How complex you make this project is up to you. Inexpensive equipment and software let you produce some very respectable- and very artistic- results, while higher-end, feature-laden versions can yield results that look professional, complete with higher resolutions, more complex special effects. Regardless of your goal, however, the first hurdle is simply selecting the photos and getting them into your PC.

Video Capture. Of Course, you may want to digitize video clips or still images culled from video in addition to still photos. There are two basic ways to do this: Install a video capture card or add a frame grabber. Installing a video capture card requires opening the computer and physically inserting the card, but the card can offer onboard video compression, the ability to capture video at VCR quality, and other features depending upon your choice of card.

A video grabber can display video clips with audio in a resizeable window at 30 frames per second--standard video quality--on a VGA monitor under Windows. It also can capture still images from a camcorder, VCR, or television. It includes image display and capture software and JPEG compression software.

Video frame grabbers offer poorer resolutions--which are typically about 15 fames per second--but are external devices and tend to be less expensive. Video grabbers offer an easy way to grab video images for the PC by connecting to a PC's printer port and offering a standard video jack to allow connections to a VCR, television, camcorder, or virtually any other video source. If you want to transfer images from old 8 mm home movies, however, you must have them professionally converted on videotape.

Digital Cameras. If you're less concerned about archiving existing data than about getting current work into your PC, a digital camera could be for you. Users say digital images are easier to use and more flexible than film-based images, letting you screen shots as you take them, delete poor shots on the spot, and easily input the images into your PC.
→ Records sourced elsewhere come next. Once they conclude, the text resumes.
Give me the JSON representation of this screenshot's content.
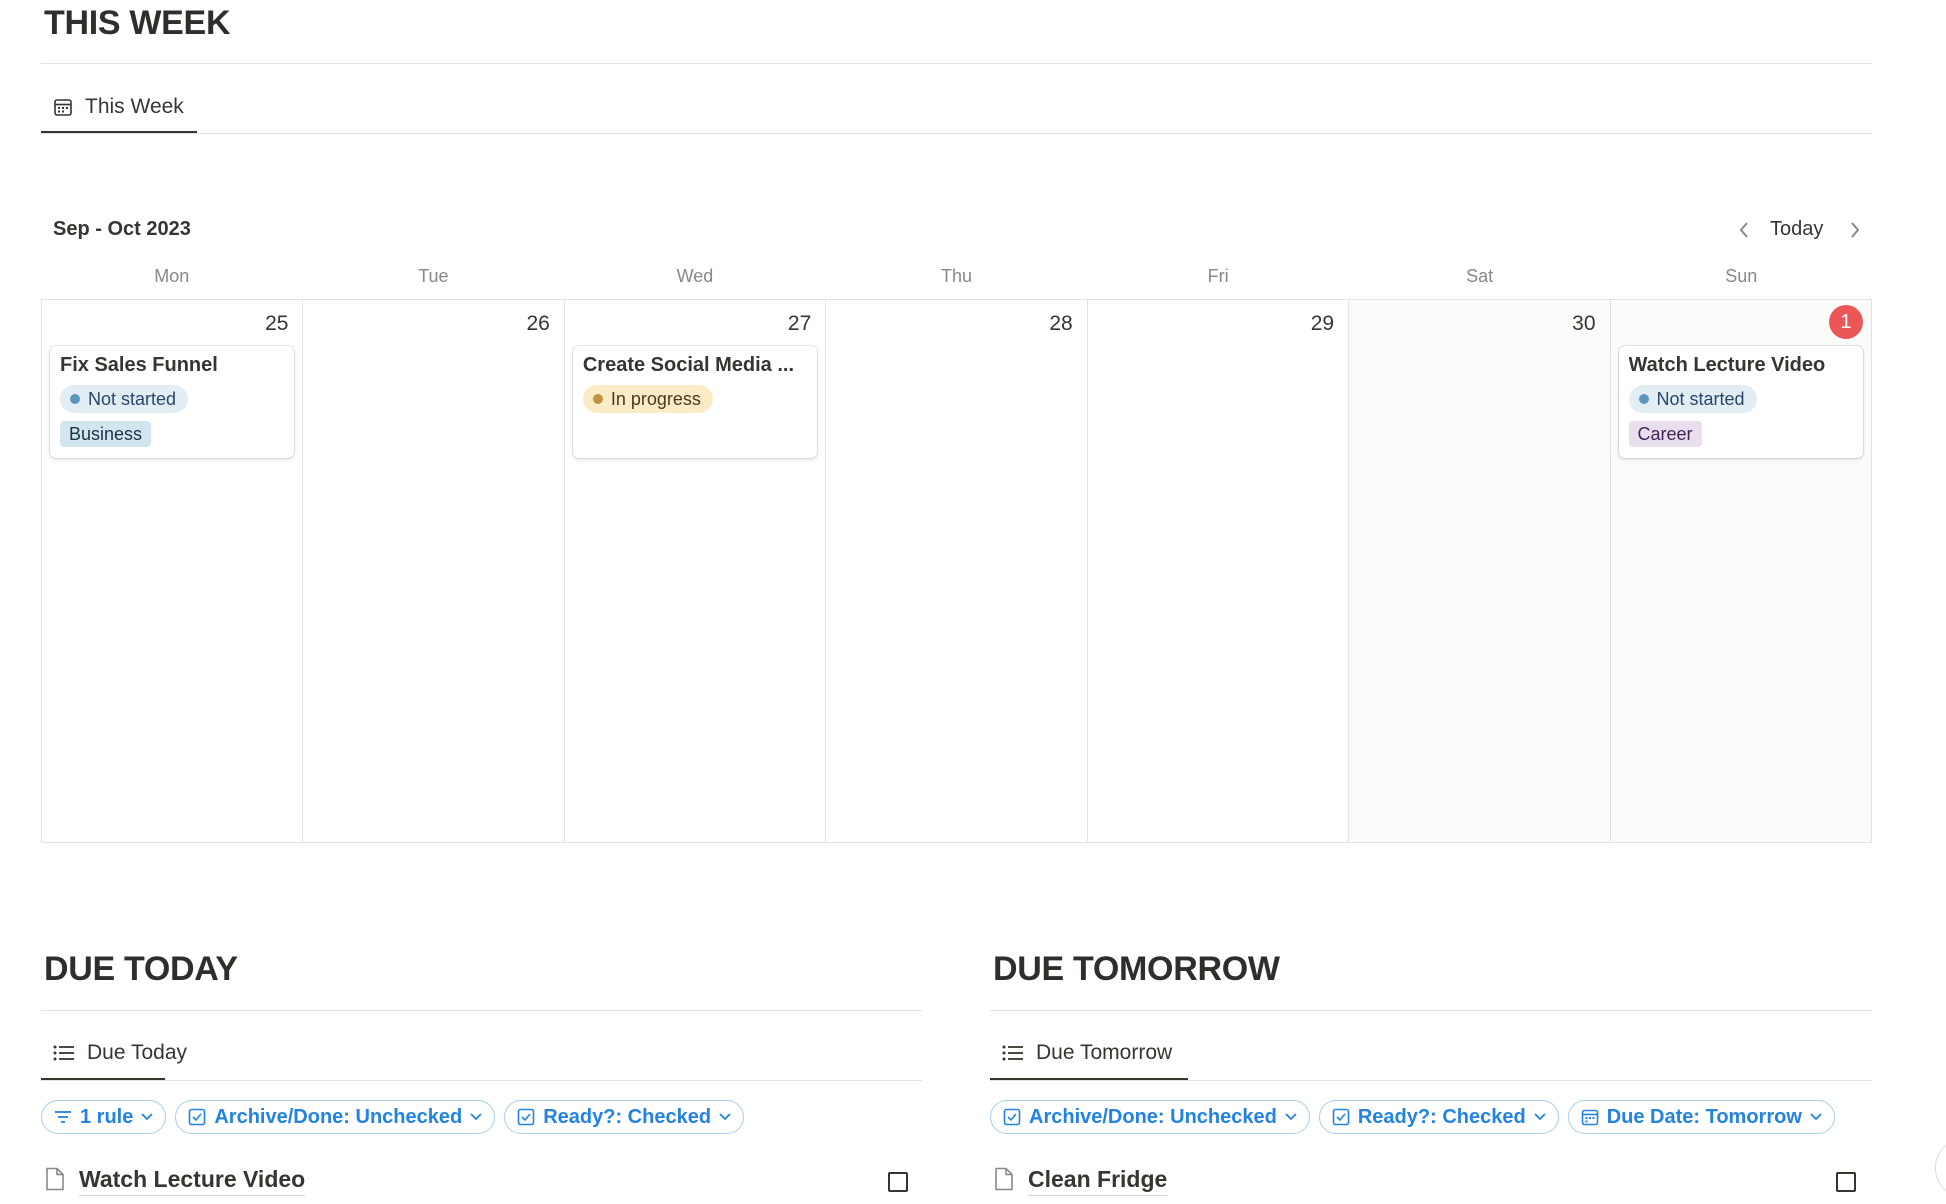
{
  "this_week": {
    "title": "THIS WEEK",
    "tab_label": "This Week",
    "month_label": "Sep - Oct 2023",
    "today_label": "Today",
    "weekdays": [
      "Mon",
      "Tue",
      "Wed",
      "Thu",
      "Fri",
      "Sat",
      "Sun"
    ],
    "days": [
      {
        "num": "25",
        "card": {
          "title": "Fix Sales Funnel",
          "status": "Not started",
          "tag": "Business"
        }
      },
      {
        "num": "26"
      },
      {
        "num": "27",
        "card": {
          "title": "Create Social Media ...",
          "status": "In progress"
        }
      },
      {
        "num": "28"
      },
      {
        "num": "29"
      },
      {
        "num": "30"
      },
      {
        "num": "1",
        "card": {
          "title": "Watch Lecture Video",
          "status": "Not started",
          "tag": "Career"
        }
      }
    ]
  },
  "due_today": {
    "title": "DUE TODAY",
    "tab_label": "Due Today",
    "filters": [
      "1 rule",
      "Archive/Done: Unchecked",
      "Ready?: Checked"
    ],
    "rows": [
      "Watch Lecture Video"
    ]
  },
  "due_tomorrow": {
    "title": "DUE TOMORROW",
    "tab_label": "Due Tomorrow",
    "filters": [
      "Archive/Done: Unchecked",
      "Ready?: Checked",
      "Due Date: Tomorrow"
    ],
    "rows": [
      "Clean Fridge"
    ]
  },
  "colors": {
    "accent": "#2383e2",
    "today_badge": "#eb5757",
    "not_started_bg": "#e3eef4",
    "in_progress_bg": "#fbecc8",
    "business_tag": "#d3e5ef",
    "career_tag": "#e8deee"
  },
  "icons": {
    "calendar_view": "calendar-icon",
    "list_view": "list-icon",
    "filter_rule": "filter-icon",
    "checkbox_filter": "checkbox-icon",
    "date_filter": "calendar-icon",
    "page": "page-icon"
  }
}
These cameras use computer chips rather than traditional film and come in black-and-white-only or color-only models. They store their photos either in the camera itself or on removable PC Cards--either the cards formerly know as PCMCIA cards or the new, matchbook sized CompactFlash cards that fit into PCMCIA adaptor cards. (PC Cards are credit-card-sized devices that plug into portable computers to extend capabilities.) The number of photos that can be stored depends upon their resolution--typically you can store 16 to 20 images at 640x480 resolution and 24-bit color and 32 images at 320x240 resolution with cameras or cards with 2MB of storage. Adding either RAM or storage space (using CompactFlash or PC Cards) significantly boosts storage capacity. Some models include a small monitor, either built in separately, to let you see the actual image before deciding to keep or erase it.